CATANIA – “Voglio rompere il silenzio. Non è più accettabile tutto ciò”. Con queste parole Riccardo Pellegrino, vicepresidente vicario del Consiglio comunale di Catania, interviene sulla gravissima vicenda del bambino maltrattato dal compagno della madre, avvenuta in via Di Giacomo, a San Cristoforo, e resa pubblica da un video diffuso sui social network.
Secondo Pellegrino, l’episodio non rappresenta un fatto isolato ma l’ennesimo segnale di un disagio profondo che attraversa alcuni quartieri della città. “Sono tante le famiglie che vivono situazioni drammatiche e soffrono in silenzio – sottolinea –. Il mio intervento non ha alcuna volontà di strumentalizzare un fatto così doloroso: è un grido di dolore e una richiesta di attenzione verso una ferita profonda che colpisce le nostre periferie”.
Il vicepresidente vicario rivolge quindi un appello alle istituzioni, chiedendo un’azione coordinata e costante. In particolare chiama in causa la Magistratura, i servizi sociali, il Prefetto, il Questore e il Presidente del Tribunale per i Minorenni, affinché vengano attivati controlli seri e continui a tutela dei minori.

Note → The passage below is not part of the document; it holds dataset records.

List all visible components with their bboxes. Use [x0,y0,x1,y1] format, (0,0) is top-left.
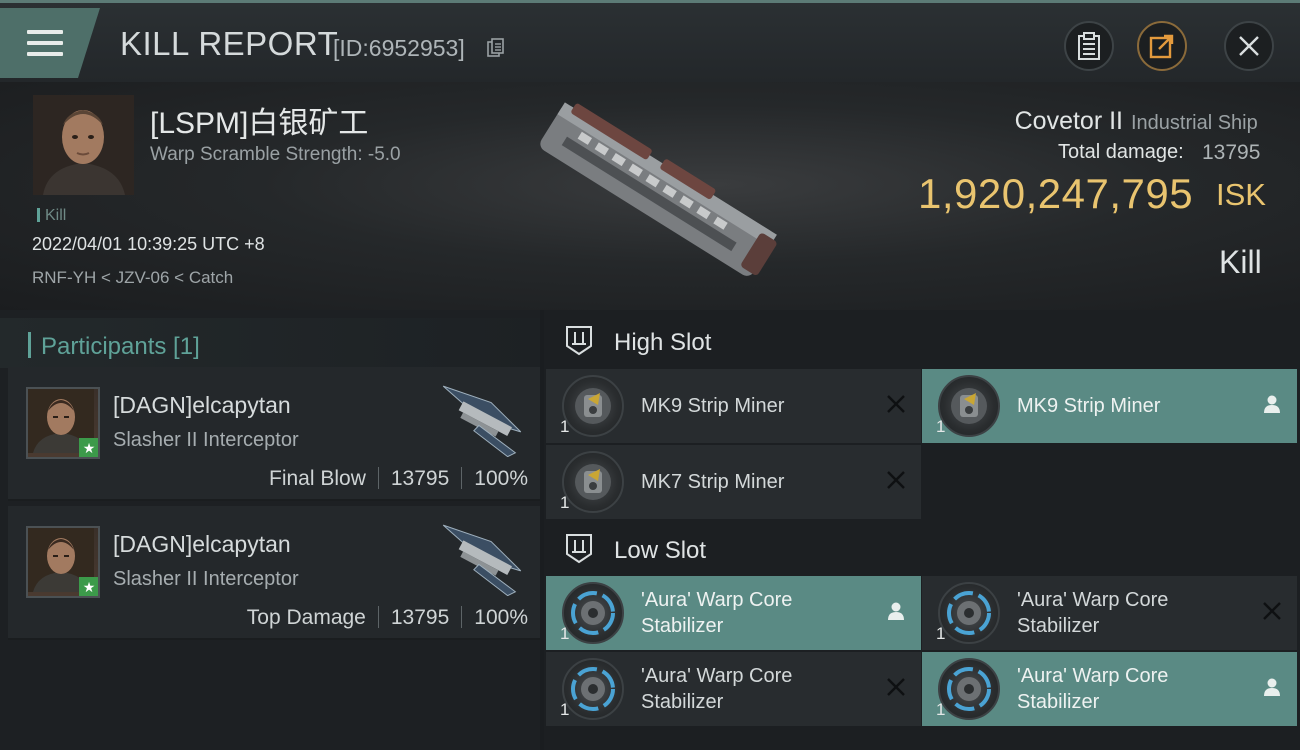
strip-miner-icon [562,451,624,513]
divider [377,606,379,628]
destroyed-x-icon [887,471,905,489]
title-bar: KILL REPORT [ID:6952953] [0,0,1300,82]
strip-miner-icon [938,375,1000,437]
clipboard-icon [1078,32,1100,60]
participant-percent: 100% [474,467,528,490]
isk-unit: ISK [1216,177,1266,212]
participant-card[interactable]: ★ [DAGN]elcapytan Slasher II Interceptor… [8,506,540,640]
copy-icon[interactable] [487,38,505,58]
module-item[interactable]: 1 'Aura' Warp Core Stabilizer [922,576,1297,650]
ship-class: Industrial Ship [1131,112,1258,134]
participant-role: Final Blow [269,467,366,490]
module-quantity: 1 [936,417,946,436]
menu-button[interactable] [0,8,100,78]
pilot-portrait-image [33,95,134,195]
module-name: MK9 Strip Miner [641,395,785,417]
participant-name[interactable]: [DAGN]elcapytan [113,392,291,419]
kill-timestamp: 2022/04/01 10:39:25 UTC +8 [32,234,265,254]
warp-scramble-strength: Warp Scramble Strength: -5.0 [150,144,401,165]
star-icon: ★ [79,438,98,457]
divider [461,467,463,489]
kill-tag: Kill [37,207,66,225]
module-quantity: 1 [560,493,570,512]
participant-stats: Top Damage 13795 100% [247,606,528,630]
warp-core-stabilizer-icon [562,582,624,644]
high-slot-title: High Slot [614,329,712,356]
participants-panel: Participants [1] ★ [DAGN]elcapytan Slash… [0,310,540,750]
close-icon [1239,36,1259,56]
module-item[interactable]: 1 MK9 Strip Miner [546,369,921,443]
destroyed-x-icon [887,678,905,696]
interceptor-ship-icon [442,385,522,457]
participant-card[interactable]: ★ [DAGN]elcapytan Slasher II Interceptor… [8,367,540,501]
victim-portrait[interactable] [33,95,134,195]
fitting-panel: High Slot 1 MK9 Strip Miner 1 MK9 Strip … [544,310,1300,750]
high-slot-header: High Slot [544,312,1300,368]
warp-core-stabilizer-icon [938,658,1000,720]
interceptor-ship-icon [442,524,522,596]
module-quantity: 1 [936,700,946,719]
participant-ship: Slasher II Interceptor [113,568,299,590]
low-slot-icon [566,534,592,564]
total-damage-value: 13795 [1202,141,1261,164]
high-slot-icon [566,326,592,356]
participant-ship: Slasher II Interceptor [113,429,299,451]
victim-name[interactable]: [LSPM]白银矿工 [150,98,368,142]
low-slot-title: Low Slot [614,537,707,564]
participant-avatar[interactable]: ★ [26,387,100,459]
participant-role: Top Damage [246,606,366,629]
module-name: 'Aura' Warp Core Stabilizer [1017,589,1169,637]
module-item[interactable]: 1 'Aura' Warp Core Stabilizer [546,652,921,726]
ship-name[interactable]: Covetor II [1015,107,1123,136]
low-slot-header: Low Slot [544,520,1300,576]
share-icon [1149,34,1174,59]
destroyed-x-icon [887,395,905,413]
kill-id: [ID:6952953] [333,35,465,61]
module-name: 'Aura' Warp Core Stabilizer [1017,665,1169,713]
module-name: MK7 Strip Miner [641,471,785,493]
participants-title: Participants [1] [41,333,200,360]
module-name: MK9 Strip Miner [1017,395,1161,417]
destroyed-x-icon [1263,602,1281,620]
module-item[interactable]: 1 'Aura' Warp Core Stabilizer [922,652,1297,726]
module-quantity: 1 [560,417,570,436]
module-name: 'Aura' Warp Core Stabilizer [641,589,793,637]
kill-result: Kill [1219,244,1262,280]
module-quantity: 1 [936,624,946,643]
isk-value: 1,920,247,795 [918,170,1194,217]
page-title: KILL REPORT [120,25,339,62]
kill-location[interactable]: RNF-YH < JZV-06 < Catch [32,268,233,288]
dropped-person-icon [1264,678,1280,696]
hamburger-menu-icon [27,30,63,58]
close-button[interactable] [1224,21,1274,71]
divider [461,606,463,628]
total-damage-label: Total damage: [1058,141,1184,163]
warp-core-stabilizer-icon [938,582,1000,644]
participant-damage: 13795 [390,467,450,490]
strip-miner-icon [562,375,624,437]
participant-damage: 13795 [390,606,450,629]
dropped-person-icon [888,602,904,620]
module-name: 'Aura' Warp Core Stabilizer [641,665,793,713]
share-button[interactable] [1137,21,1187,71]
module-quantity: 1 [560,700,570,719]
module-item[interactable]: 1 MK7 Strip Miner [546,445,921,519]
participants-header: Participants [1] [0,318,540,368]
module-item[interactable]: 1 'Aura' Warp Core Stabilizer [546,576,921,650]
report-button[interactable] [1064,21,1114,71]
participant-stats: Final Blow 13795 100% [269,467,528,491]
module-item[interactable]: 1 MK9 Strip Miner [922,369,1297,443]
participant-avatar[interactable]: ★ [26,526,100,598]
module-quantity: 1 [560,624,570,643]
dropped-person-icon [1264,395,1280,413]
participant-percent: 100% [474,606,528,629]
warp-core-stabilizer-icon [562,658,624,720]
ship-render-image [540,102,777,276]
star-icon: ★ [79,577,98,596]
victim-summary: [LSPM]白银矿工 Warp Scramble Strength: -5.0 … [0,82,1300,310]
divider [377,467,379,489]
participant-name[interactable]: [DAGN]elcapytan [113,531,291,558]
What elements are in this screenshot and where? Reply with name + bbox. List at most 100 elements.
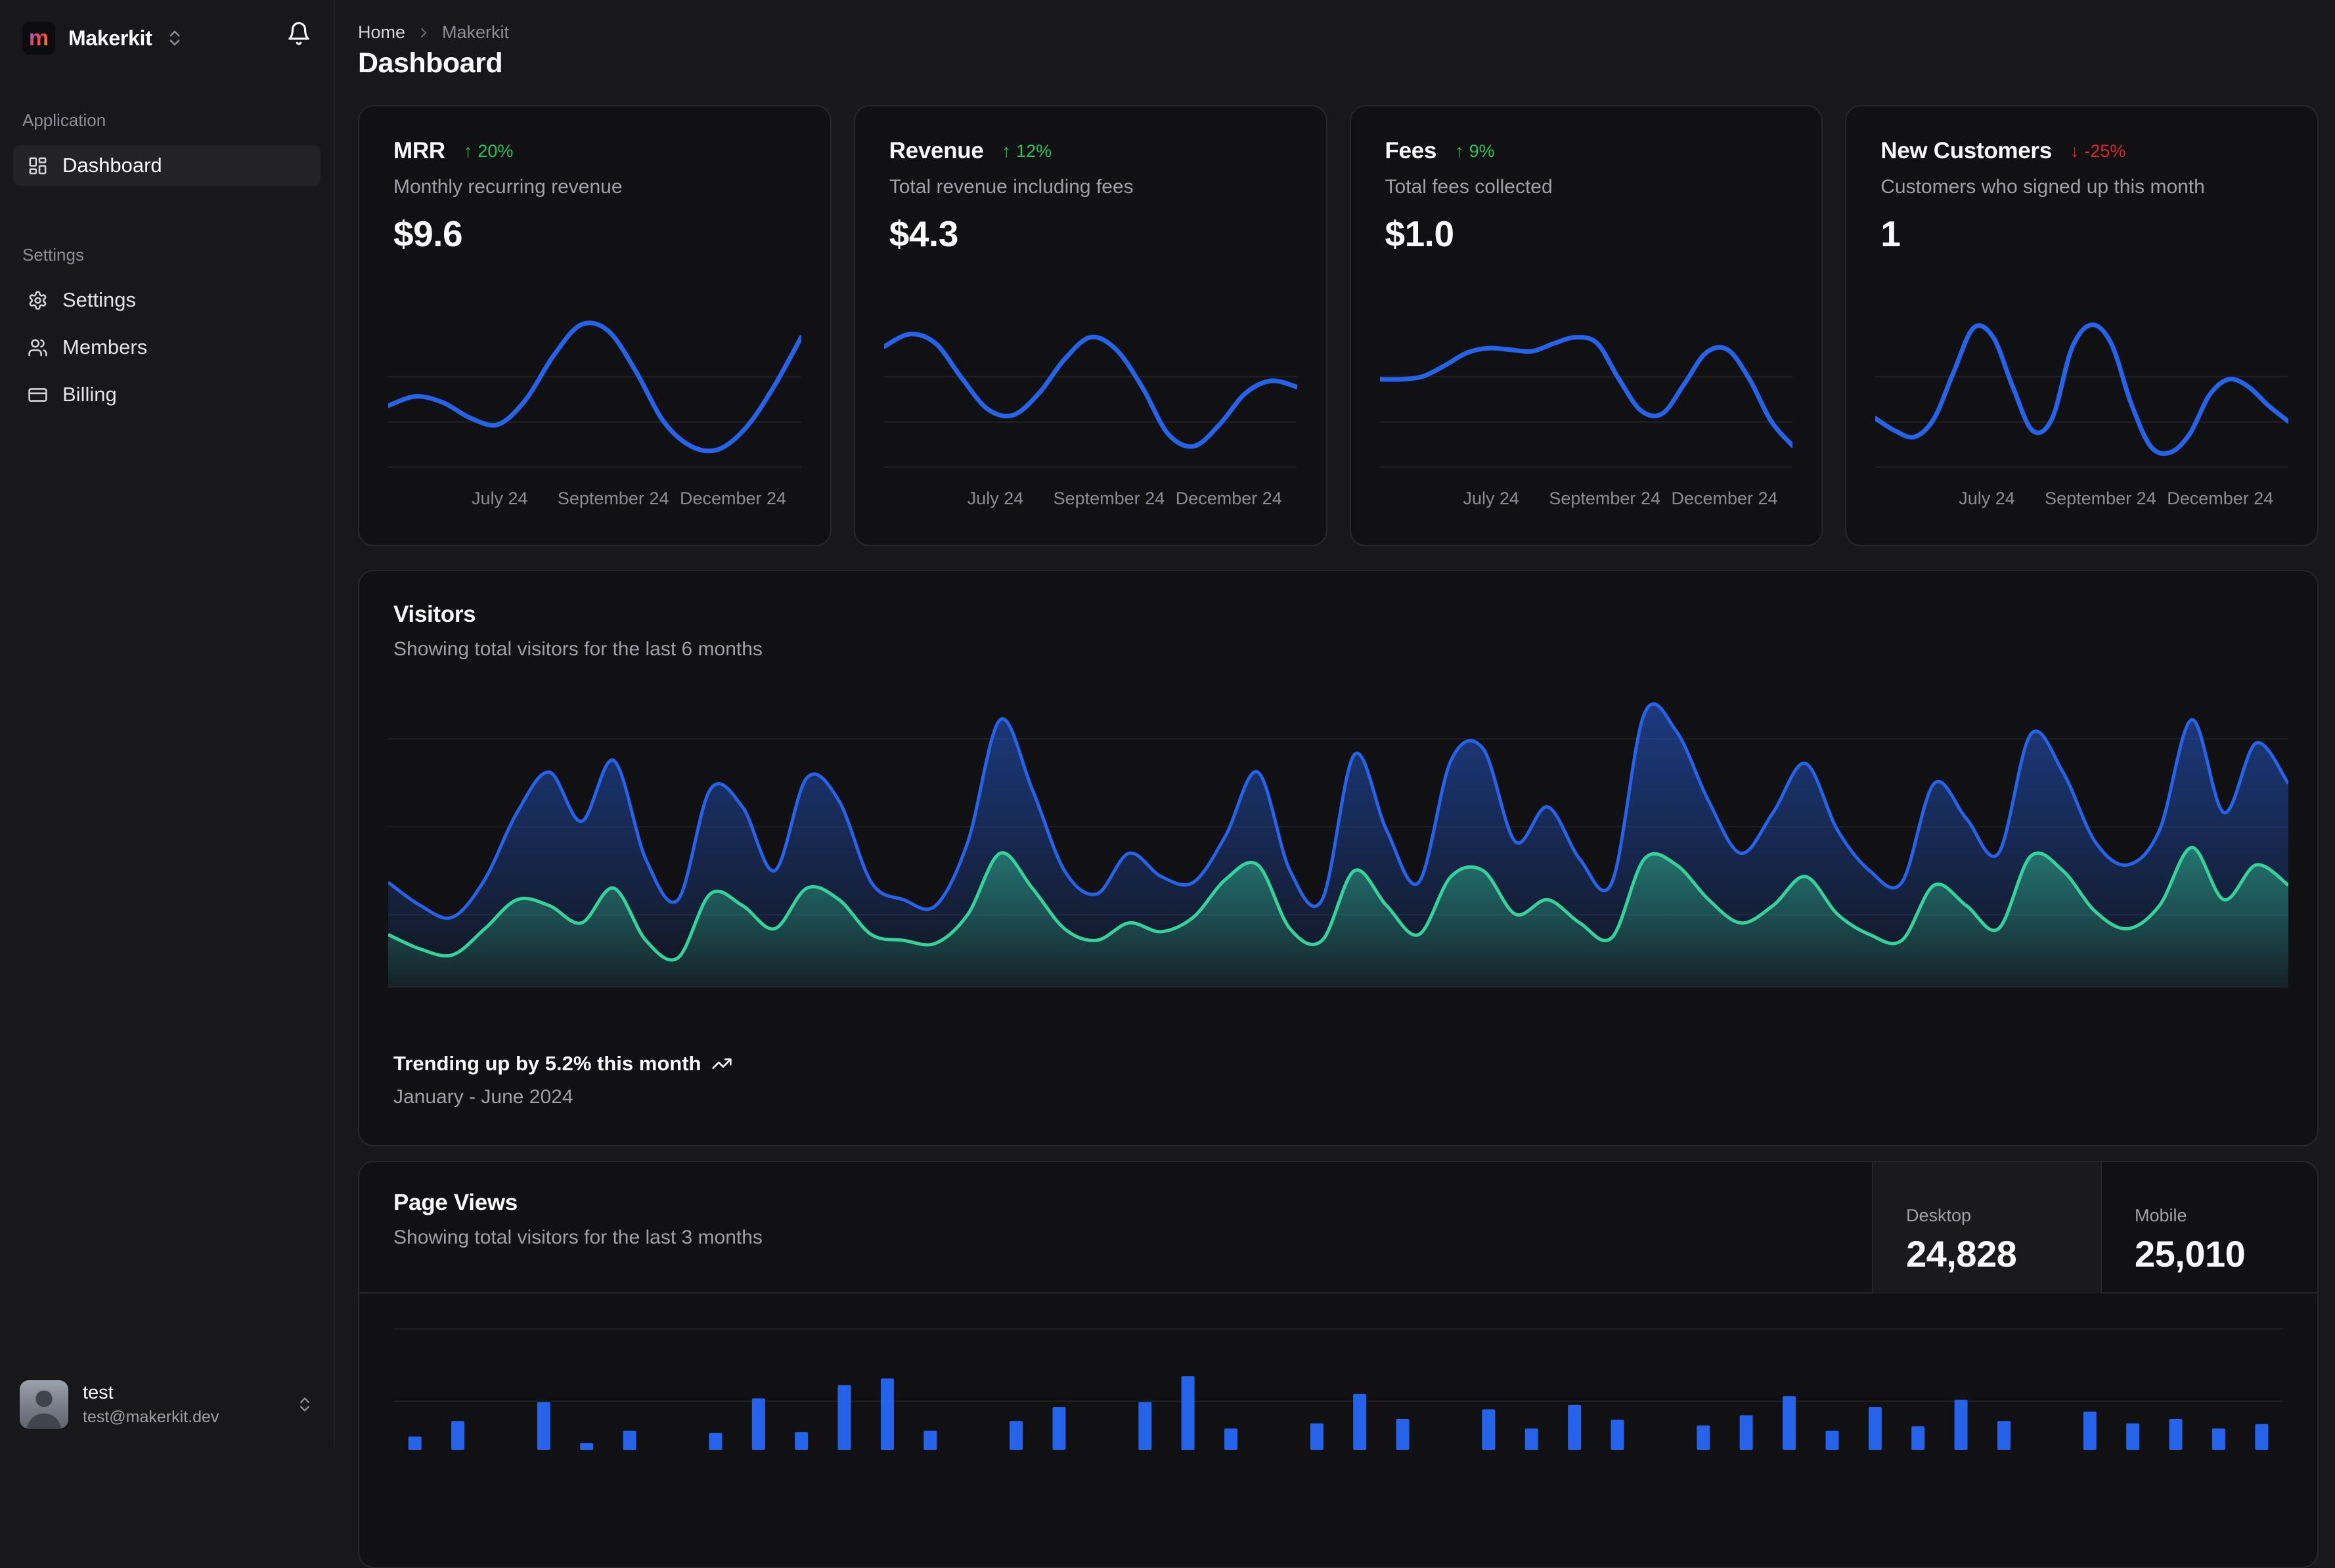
page-views-subtitle: Showing total visitors for the last 3 mo… [393,1227,763,1248]
x-tick-label: December 24 [679,489,787,508]
page-title: Dashboard [358,47,503,79]
page-views-stat-mobile[interactable]: Mobile 25,010 [2101,1162,2317,1294]
main-content: Home Makerkit Dashboard MRR ↑ 20% Monthly r… [358,0,2319,1568]
kpi-x-axis: July 24 September 24 December 24 [1380,489,1793,515]
kpi-delta-value: 9% [1469,141,1495,161]
x-tick-label: July 24 [967,489,1024,508]
chevrons-up-down-icon [300,1397,309,1412]
visitors-range-text: January - June 2024 [393,1086,573,1108]
trending-up-icon [712,1058,732,1069]
sidebar-item-members[interactable]: Members [13,327,321,368]
members-icon [28,339,47,356]
chevrons-up-down-icon [169,30,180,46]
breadcrumb: Home Makerkit [358,22,509,43]
kpi-delta-badge: ↑ 20% [464,141,514,162]
kpi-subtitle: Monthly recurring revenue [393,176,623,198]
sidebar-item-billing[interactable]: Billing [13,374,321,415]
stat-label: Mobile [2135,1206,2187,1225]
kpi-title: Revenue [889,138,984,163]
page-views-card: Page Views Showing total visitors for th… [358,1161,2319,1568]
kpi-value: $9.6 [393,213,463,254]
visitors-area-chart [388,684,2288,988]
kpi-subtitle: Customers who signed up this month [1880,176,2205,198]
workspace-name: Makerkit [68,26,152,50]
x-tick-label: September 24 [2045,489,2156,508]
x-tick-label: December 24 [2167,489,2274,508]
arrow-up-icon: ↑ [1002,141,1012,161]
stat-value: 24,828 [1906,1233,2017,1274]
sidebar: m Makerkit Application Dashboard Settings S… [0,0,335,1448]
x-tick-label: July 24 [1463,489,1520,508]
kpi-sparkline-chart [883,300,1297,474]
user-name: test [83,1382,114,1403]
kpi-delta-badge: ↑ 12% [1002,141,1052,162]
dashboard-icon [29,157,47,174]
sidebar-item-dashboard[interactable]: Dashboard [13,145,321,186]
workspace-switcher[interactable]: m Makerkit [22,22,185,54]
sidebar-item-label: Settings [62,288,137,311]
kpi-delta-badge: ↑ 9% [1455,141,1495,162]
x-tick-label: September 24 [557,489,669,508]
kpi-subtitle: Total fees collected [1385,176,1553,198]
x-tick-label: September 24 [1053,489,1165,508]
kpi-sparkline-chart [388,300,801,474]
kpi-x-axis: July 24 September 24 December 24 [1875,489,2288,515]
breadcrumb-current: Makerkit [442,22,510,42]
kpi-title: New Customers [1880,138,2052,163]
kpi-value: $4.3 [889,213,959,254]
arrow-down-icon: ↓ [2070,141,2079,161]
arrow-up-icon: ↑ [1455,141,1464,161]
visitors-trend-text: Trending up by 5.2% this month [393,1052,701,1075]
kpi-x-axis: July 24 September 24 December 24 [884,489,1297,515]
user-menu[interactable]: test test@makerkit.dev [11,1370,323,1439]
kpi-title: MRR [393,138,445,163]
sidebar-nav: Application Dashboard Settings Settings Memb… [13,110,321,422]
nav-section-label: Settings [22,245,84,265]
kpi-value: 1 [1880,213,1901,254]
kpi-delta-value: 12% [1016,141,1052,161]
kpi-card-mrr: MRR ↑ 20% Monthly recurring revenue $9.6 July… [358,105,832,546]
kpi-delta-value: -25% [2084,141,2126,161]
visitors-subtitle: Showing total visitors for the last 6 mo… [393,638,763,660]
notifications-button[interactable] [286,21,311,46]
kpi-value: $1.0 [1385,213,1455,254]
chevron-right-icon [421,28,427,37]
x-tick-label: July 24 [1959,489,2015,508]
sidebar-item-label: Billing [62,383,117,406]
page-views-toggle: Desktop 24,828 Mobile 25,010 [1872,1162,2317,1294]
arrow-up-icon: ↑ [463,141,473,161]
kpi-delta-value: 20% [478,141,514,161]
sidebar-item-label: Dashboard [62,154,162,177]
breadcrumb-home[interactable]: Home [358,22,405,43]
kpi-sparkline-chart [1875,300,2288,474]
kpi-card-fees: Fees ↑ 9% Total fees collected $1.0 July 24 Se… [1349,105,1823,546]
kpi-x-axis: July 24 September 24 December 24 [388,489,801,515]
kpi-grid: MRR ↑ 20% Monthly recurring revenue $9.6 July… [358,105,2319,546]
logo-letter: m [28,26,49,51]
page-views-bar-chart [393,1308,2283,1450]
kpi-subtitle: Total revenue including fees [889,176,1134,198]
stat-label: Desktop [1906,1206,1972,1225]
kpi-title: Fees [1385,138,1437,163]
settings-icon [29,290,47,310]
billing-icon [28,387,47,402]
kpi-delta-badge: ↓ -25% [2070,141,2126,162]
page-views-stat-desktop[interactable]: Desktop 24,828 [1872,1162,2101,1294]
visitors-card: Visitors Showing total visitors for the … [358,570,2319,1146]
page-views-title: Page Views [393,1190,518,1215]
visitors-title: Visitors [393,601,476,627]
sidebar-item-label: Members [62,336,148,359]
user-email: test@makerkit.dev [83,1408,219,1426]
kpi-card-revenue: Revenue ↑ 12% Total revenue including fees $… [853,105,1327,546]
sidebar-item-settings[interactable]: Settings [13,280,321,320]
kpi-card-new-customers: New Customers ↓ -25% Customers who signed u… [1845,105,2319,546]
x-tick-label: July 24 [471,489,528,508]
makerkit-logo: m [22,22,55,54]
x-tick-label: December 24 [1671,489,1778,508]
x-tick-label: September 24 [1549,489,1660,508]
stat-value: 25,010 [2135,1233,2246,1274]
x-tick-label: December 24 [1175,489,1282,508]
nav-section-label: Application [22,110,106,130]
bell-icon [288,22,309,45]
kpi-sparkline-chart [1379,300,1793,474]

Nel suo intervento Pellegrino richiama anche il tema delle dipendenze e del disagio sociale: “Il crack e le dipendenze stanno distruggendo intere famiglie. Misure come l’assegno di inclusione, se prive di controlli e regole, rischiano di alimentare dipendenze, gioco d’azzardo e l’acquisto di droghe. Invece dei sussidi servono lavoro, dignità e una presenza reale dello Stato”.
Infine, un appello diretto al mondo della scuola: “Gli istituti comprensivi devono segnalare e denunciare. Occorre fare rete”.
La conclusione è netta: “Servono controlli a tappeto, attenzione concreta alle periferie e interventi strutturali. Ora basta. Non è più tollerabile”.